Total RNA extraction from egg and embryo cells
This method is a simple and effective way to isolate RNA from oocytes, fertilized eggs and fetal cells of frogs, sea urchins, periphyton, worms and flies.
Operation method
Total RNA extraction from egg and embryonic cells
Materials and Instruments
Triton X-100 Homogenization Buffer Phenol Chloroform Sodium Ethanol Ethanol Lithium Chloride Move I. Materials and equipment Caveat 1) Precipitation of RNA with lithium chloride facilitates the removal of glycoproteins and yolk material.2) Since the amount of RNA isolated by this method is greater than the amount of contaminating DNA, it is not necessary to remove the DNA from the product; although contaminating genomic DNA sequences do not interfere with hybridization and translation, this DNA may cause confusion if it is used in the construction of cDNA libraries, in which case the contaminating DNA is digested with tryptic DNaseI, which is an enzyme free enzyme, to remove the contaminating DNA. For more product details, please visit Aladdin Scientific website.
1)5% TritonX-100
2) homogenization buffer: 50 mmol/LNaCl, 50 mmol/LTris-Cl,(pH7.5), 5 mmol/LEDTA(pH8.0), 0.5% SDS, 200ug/ml Egg white Geminase K
3) Phenol: chloroform (1:1)
4) 3mol/L sodium acetate (pH5.2).
5) Ethanol
6)8mol/L lithium chloride
II Methods of operation
1) Place the tissue to be treated in the next dry baked glass homogenizer, discard extraneous liquids and wash the fly embryo with 0.5% TriwnX-100 to remove the medium.
2) Add 10 times the volume of homogenization buffer and grind immediately to thoroughly homogenize the tissue.
3) Warm the tissue homogenate at 37℃ for l h, with occasional mixing.
4) Transfer the homogenate to a centrifuge tube, add an equal volume of phenol: chloroform (1:1), shake vigorously for 1 min, and centrifuge at 5000 g for l0mim at room temperature with a bucket-type rotary head to separate the aqueous phase from the organic phase.
5) Transfer the upper aqueous phase to another centrifuge tube. Extract again with phenol: chloroform (1:1) according to step 4.
6) Transfer the aqueous phase into a tube, add 0.1 volume of 3mol/L sodium acetate (PH5.2), mix well, add 2.5 times the volume of ice pre-cooled ethanol, ice bath for 2 hours.

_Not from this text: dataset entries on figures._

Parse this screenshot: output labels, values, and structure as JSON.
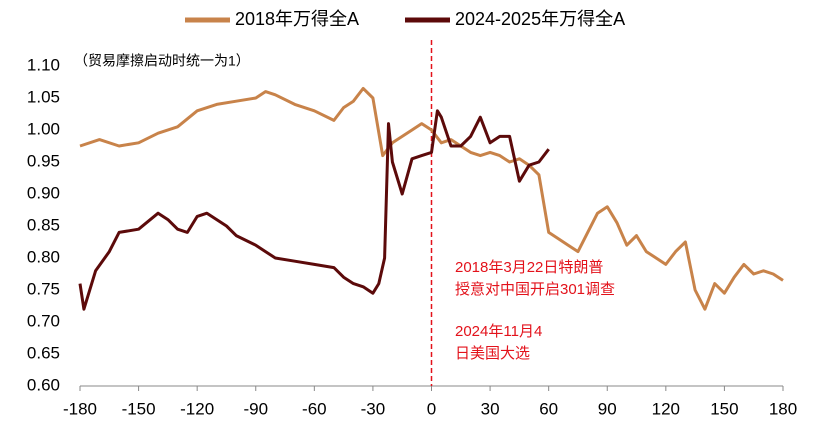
{
  "chart_data": {
    "type": "line",
    "annotation": "（贸易摩擦启动时统一为1）",
    "event_notes": [
      [
        "2018年3月22日特朗普",
        "授意对中国开启301调查"
      ],
      [
        "2024年11月4",
        "日美国大选"
      ]
    ],
    "reference_x": 0,
    "reference_color": "#e3121b",
    "legend": "top",
    "grid": false,
    "xlim": [
      -180,
      180
    ],
    "xticks": [
      -180,
      -150,
      -120,
      -90,
      -60,
      -30,
      0,
      30,
      60,
      90,
      120,
      150,
      180
    ],
    "ylim": [
      0.6,
      1.1
    ],
    "yticks": [
      {
        "value": 0.6,
        "label": "0.60"
      },
      {
        "value": 0.65,
        "label": "0.65"
      },
      {
        "value": 0.7,
        "label": "0.70"
      },
      {
        "value": 0.75,
        "label": "0.75"
      },
      {
        "value": 0.8,
        "label": "0.80"
      },
      {
        "value": 0.85,
        "label": "0.85"
      },
      {
        "value": 0.9,
        "label": "0.90"
      },
      {
        "value": 0.95,
        "label": "0.95"
      },
      {
        "value": 1.0,
        "label": "1.00"
      },
      {
        "value": 1.05,
        "label": "1.05"
      },
      {
        "value": 1.1,
        "label": "1.10"
      }
    ],
    "series": [
      {
        "name": "2018年万得全A",
        "color": "#c8834a",
        "x": [
          -180,
          -170,
          -160,
          -150,
          -140,
          -130,
          -120,
          -110,
          -100,
          -90,
          -85,
          -80,
          -70,
          -60,
          -50,
          -45,
          -40,
          -35,
          -30,
          -25,
          -20,
          -15,
          -10,
          -5,
          0,
          5,
          10,
          15,
          20,
          25,
          30,
          35,
          40,
          45,
          50,
          55,
          60,
          65,
          70,
          75,
          80,
          85,
          90,
          95,
          100,
          105,
          110,
          115,
          120,
          125,
          130,
          135,
          140,
          145,
          150,
          155,
          160,
          165,
          170,
          175,
          180
        ],
        "values": [
          0.975,
          0.985,
          0.975,
          0.98,
          0.995,
          1.005,
          1.03,
          1.04,
          1.045,
          1.05,
          1.06,
          1.055,
          1.04,
          1.03,
          1.015,
          1.035,
          1.045,
          1.065,
          1.05,
          0.96,
          0.98,
          0.99,
          1.0,
          1.01,
          1.0,
          0.98,
          0.985,
          0.975,
          0.965,
          0.96,
          0.965,
          0.96,
          0.95,
          0.955,
          0.945,
          0.93,
          0.84,
          0.83,
          0.82,
          0.81,
          0.84,
          0.87,
          0.88,
          0.855,
          0.82,
          0.835,
          0.81,
          0.8,
          0.79,
          0.81,
          0.825,
          0.75,
          0.72,
          0.76,
          0.745,
          0.77,
          0.79,
          0.775,
          0.78,
          0.775,
          0.765
        ]
      },
      {
        "name": "2024-2025年万得全A",
        "color": "#5c0a0a",
        "x": [
          -180,
          -178,
          -172,
          -165,
          -160,
          -150,
          -140,
          -135,
          -130,
          -125,
          -120,
          -115,
          -110,
          -105,
          -100,
          -90,
          -85,
          -80,
          -70,
          -60,
          -50,
          -45,
          -40,
          -35,
          -30,
          -27,
          -24,
          -22,
          -20,
          -15,
          -10,
          -5,
          0,
          3,
          5,
          10,
          15,
          20,
          25,
          30,
          35,
          40,
          45,
          50,
          55,
          60
        ],
        "values": [
          0.76,
          0.72,
          0.78,
          0.81,
          0.84,
          0.845,
          0.87,
          0.86,
          0.845,
          0.84,
          0.865,
          0.87,
          0.86,
          0.85,
          0.835,
          0.82,
          0.81,
          0.8,
          0.795,
          0.79,
          0.785,
          0.77,
          0.76,
          0.755,
          0.745,
          0.76,
          0.8,
          1.01,
          0.95,
          0.9,
          0.955,
          0.96,
          0.965,
          1.03,
          1.02,
          0.975,
          0.975,
          0.99,
          1.02,
          0.98,
          0.99,
          0.99,
          0.92,
          0.945,
          0.95,
          0.97
        ]
      }
    ]
  }
}
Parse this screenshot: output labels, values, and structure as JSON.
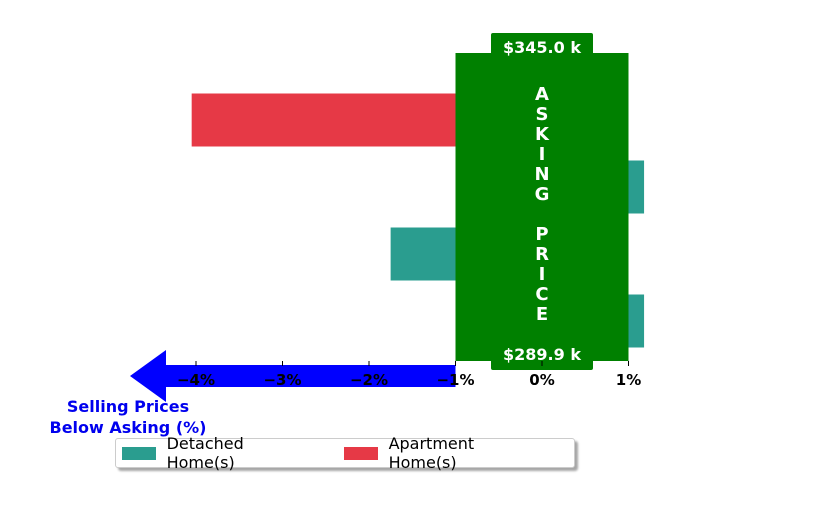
{
  "chart_data": {
    "type": "bar",
    "orientation": "horizontal",
    "title": "",
    "xlabel": "Selling Prices Below Asking (%)",
    "xlabel_lines": [
      "Selling Prices",
      "Below Asking (%)"
    ],
    "xlim": [
      -5.0,
      1.2
    ],
    "x_ticks": [
      -4,
      -3,
      -2,
      -1,
      0,
      1
    ],
    "x_tick_labels": [
      "−4%",
      "−3%",
      "−2%",
      "−1%",
      "0%",
      "1%"
    ],
    "grid": false,
    "legend_placement": "bottom-left",
    "series": [
      {
        "name": "Detached Home(s)",
        "color": "#2a9d8f",
        "values": [
          null,
          1.18,
          -1.75,
          1.18
        ]
      },
      {
        "name": "Apartment Home(s)",
        "color": "#e63946",
        "values": [
          -4.05,
          null,
          null,
          null
        ]
      }
    ],
    "rows_top_to_bottom": 4,
    "asking_price_box": {
      "label": "ASKING PRICE",
      "letters": [
        "A",
        "S",
        "K",
        "I",
        "N",
        "G",
        "",
        "P",
        "R",
        "I",
        "C",
        "E"
      ],
      "top_value_label": "$345.0 k",
      "bottom_value_label": "$289.9 k",
      "color": "#008000"
    },
    "arrow_color": "#0000ff"
  }
}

7) centrifuge at 5000 g for l5 min at 4°C, carefully remove the supernatant, and air dry the RNA precipitate at room temperature. Dissolve the RNA in a small amount of water, add 3 times the volume of ethanol to make it faster and store at -70°C. To remove glycoproteins and yolk material, perform steps 8) to 11) as required.

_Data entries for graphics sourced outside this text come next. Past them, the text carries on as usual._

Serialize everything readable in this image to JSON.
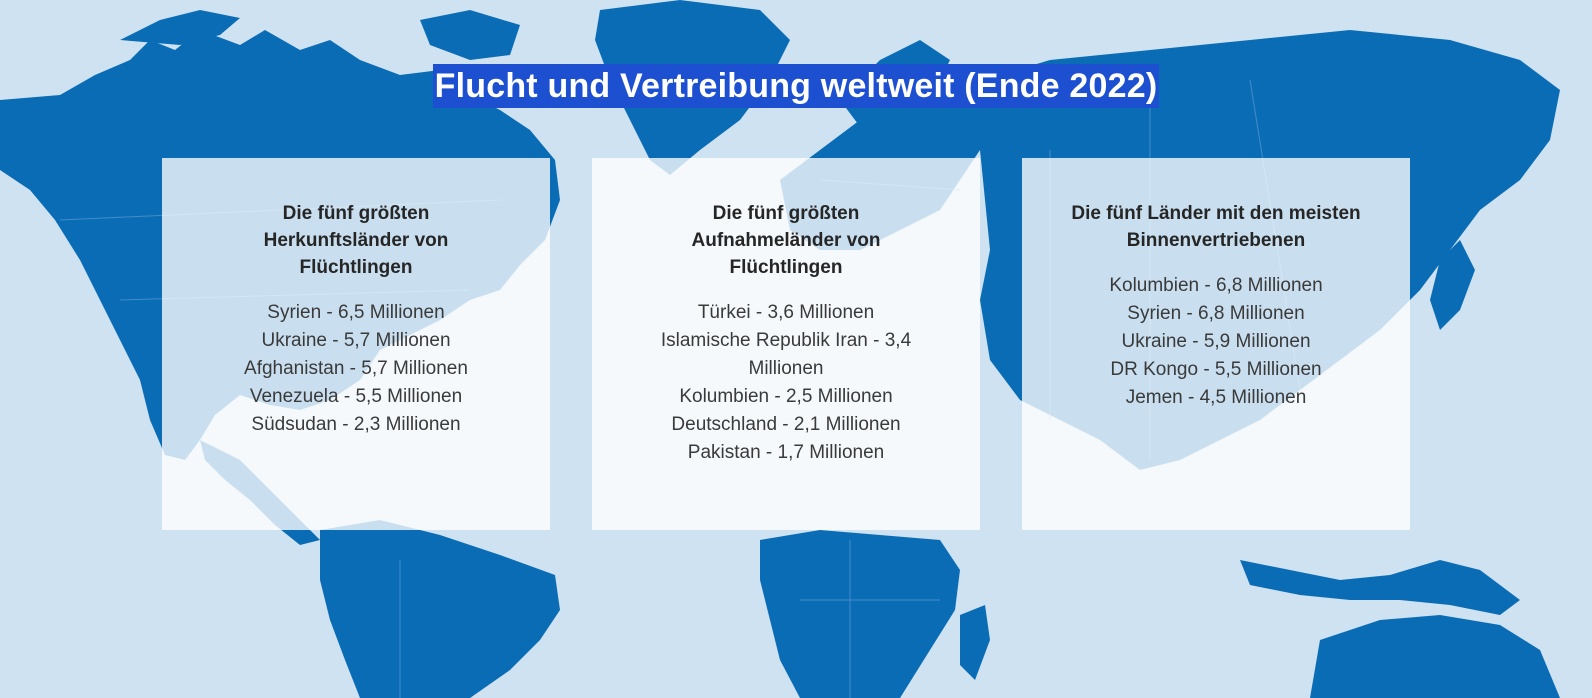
{
  "title": "Flucht und Vertreibung weltweit (Ende 2022)",
  "colors": {
    "ocean": "#cfe2f1",
    "land": "#0a6cb5",
    "title_background": "#1d4fd1",
    "card_background": "rgba(255,255,255,0.78)"
  },
  "cards": [
    {
      "heading": "Die fünf größten Herkunftsländer von Flüchtlingen",
      "items": [
        "Syrien - 6,5 Millionen",
        "Ukraine - 5,7 Millionen",
        "Afghanistan - 5,7 Millionen",
        "Venezuela - 5,5 Millionen",
        "Südsudan - 2,3 Millionen"
      ]
    },
    {
      "heading": "Die fünf größten Aufnahmeländer von Flüchtlingen",
      "items": [
        "Türkei - 3,6 Millionen",
        "Islamische Republik Iran - 3,4 Millionen",
        "Kolumbien - 2,5 Millionen",
        "Deutschland - 2,1 Millionen",
        "Pakistan - 1,7 Millionen"
      ]
    },
    {
      "heading": "Die fünf Länder mit den meisten Binnenvertriebenen",
      "items": [
        "Kolumbien - 6,8 Millionen",
        "Syrien - 6,8 Millionen",
        "Ukraine - 5,9 Millionen",
        "DR Kongo - 5,5 Millionen",
        "Jemen - 4,5 Millionen"
      ]
    }
  ]
}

8) Redissolve the RNA precipitate in a small amount of water, add an equal volume of sterilized lithium chloride (8mol/L), mix well, and store at 20℃ for more than 3 hours.
9) Centrifuge the RNA at 10,000 g for 30 min at 4℃, and carefully discard the supernatant.
10) Wash the precipitate with 70% ethanol, centrifuge for a while and discard the supernatant. Dry the nucleic acid precipitate in air.
11) Redissolve the RNA in a small amount of water, add 3 times the volume of ethanol, and store at 70℃.